Kasus siswi SMP Negeri 147 Ciracas yang diduga melakukan bunuh diri dengan lompat dari lantai 4 sekolahnya menjadi perbincangan banyak pihak. Bahkan, di media sosial viral tangkapan layar perbincangan WhatsApp yang diduga sebagai saat-saat terakhir sang anak sebelum melakukan aksi nekatnya. Sebenarnya mengapa remaja cenderung rentan melakukan bunuh diri?
Siswi SMP N 147 Ciracas Diduga Melakukan Bunuh Diri
Sang korban adalah remaja putri berusia 14 tahun berinisial SN. Diduga, SN sudah tak tahan lagi karena sering mendapatkan perundungan sehingga memutuskan untuk terjun bebas dari lantai 4. Meski pihak sekolah membantah hal ini, aparat kepolisian menyebut akan segera melakukan pemeriksaan pada orang-orang terdekat korban.
“Kami masih mencari tahu motifnya melakukan bunuh diri dengan cara meminta keterangan dari keluarga dan teman-teman korban,” ucap Kasat Reskrim Polres Metro Jaktim, AKBP Hery Purnomo.
Selain itu, aparat juga melakukan olah TKP. Hasilnya adalah, korban memang sudah merencanakan aksi ini dengan memakai bangku sekolah.
“Kami sudah melakukan olah TKP di sekolah. Di situ memang ada bangku yang dipakai korban untuk naik. Ada juga saksi yang sudah melihat kaki korban di luar tembok sebelum terjun. Korban sepertinya memang sudah merencanakan aksi ini,” lanjutnya.

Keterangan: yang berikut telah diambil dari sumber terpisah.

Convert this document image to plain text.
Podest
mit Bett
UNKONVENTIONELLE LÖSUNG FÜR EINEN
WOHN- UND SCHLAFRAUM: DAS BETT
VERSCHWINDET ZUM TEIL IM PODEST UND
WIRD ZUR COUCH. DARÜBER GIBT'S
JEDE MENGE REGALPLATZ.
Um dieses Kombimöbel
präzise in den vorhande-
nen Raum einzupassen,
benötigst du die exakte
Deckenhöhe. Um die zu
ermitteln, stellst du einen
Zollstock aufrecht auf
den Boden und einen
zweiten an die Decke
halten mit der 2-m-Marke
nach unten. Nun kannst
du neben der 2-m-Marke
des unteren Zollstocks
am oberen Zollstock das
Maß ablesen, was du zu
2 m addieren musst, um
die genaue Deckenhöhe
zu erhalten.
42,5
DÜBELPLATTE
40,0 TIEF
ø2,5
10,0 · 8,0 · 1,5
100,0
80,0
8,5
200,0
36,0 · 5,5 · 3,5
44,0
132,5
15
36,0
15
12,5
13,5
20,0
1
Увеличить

Korban SN tidak langsung meninggal di tempat usai terjun dari lantai 4 pada Selasa, 14 Januari 2020 silam. Dia sempat mendapatkan perawatan di Rumah Sakit Polri, Jakarta Timur. Sayangnya, pada kamis, 16 Januari 2020, SN mengembuskan napasnya yang terakhir karena cedera berupa patah tulang dada dan panggul, serta perdarahan dalam yang sangat parah.
Kepala Unit Reserse Kriminal Polsek Ciracas, Iptu Mangiring Silaen menyesalkan tindakan sekolah yang baru melaporkan kejadian ini setelah korban meninggal, bukannya setelah melakukan aksinya. Hal ini membuat penyelidikan tidak bisa dilakukan dengan mudah.
Penyebab Remaja Rentan Melakukan Bunuh Diri
Sebuah penelitian terbaru yang dilakukan pada tahun 2015 oleh National Center for Health Statistic, Amerika Serikat menyebut jumlah kasus bunuh diri remaja perempuan dengan usia 15 hingga 19 tahun semakin meningkat dalam 40 tahun terakhir. Dalam rentang waktu 2007 hingga 2015, kasus bunuh diri pada remaja prempuan bahkan naik dua kali lipat.
Sementara itu, kasus bunuh diri pada remaja pria dengan rentang usia yang sama juga meningkat drastis dari 12 per 100 ribu populasi pada tahun 1975 menjadi 18,1 per 100 ribu populasi pada 1990. Angka ini sempat menurun menjadi 10,8 per 100 ribu populasi pada 2007, namun pada 2015, angkanya kembali naik menjadi 14,2 per 100 ribu populasi.
Dipengaruhi Media Sosial
Carl Tishler, pakar kesehatan dari Ohio State University, Amerika Serikat menyebut ada banyak sekali faktor yang membuat para remaja kini rentan melakukan bunuh diri. Salah satunya adalah penggunaan obat-obatan terlarang yang cenderung semakin masif. Selain itu, masalah rumah tangga, konflik saat melakukan hubungan, menjadi korban perundungan, hingga tidak mendapatkan dukungan dari orang-orang terkasih juga bisa menjadi penyebabnya.
Penggunaan media sosial yang bisa berimbas buruk pada kesehatan mental dan memungkinkan para remaja menjadi korban perundungan di dunia maya juga ikut memperburuk risiko para remaja untuk melakukan percobaan bunuh diri.
Menariknya, Tom Simon dari US Centers for Disease Control and Prevention menyebut kasus bunuh diri cenderung semakin meningkat saat kondisi ekonomi tidak stabil dan menurun saat kondisi ekonomi membaik. Hal ini berarti, masalah ekonomi juga bisa menjadi salah satu penyebab dari hal ini.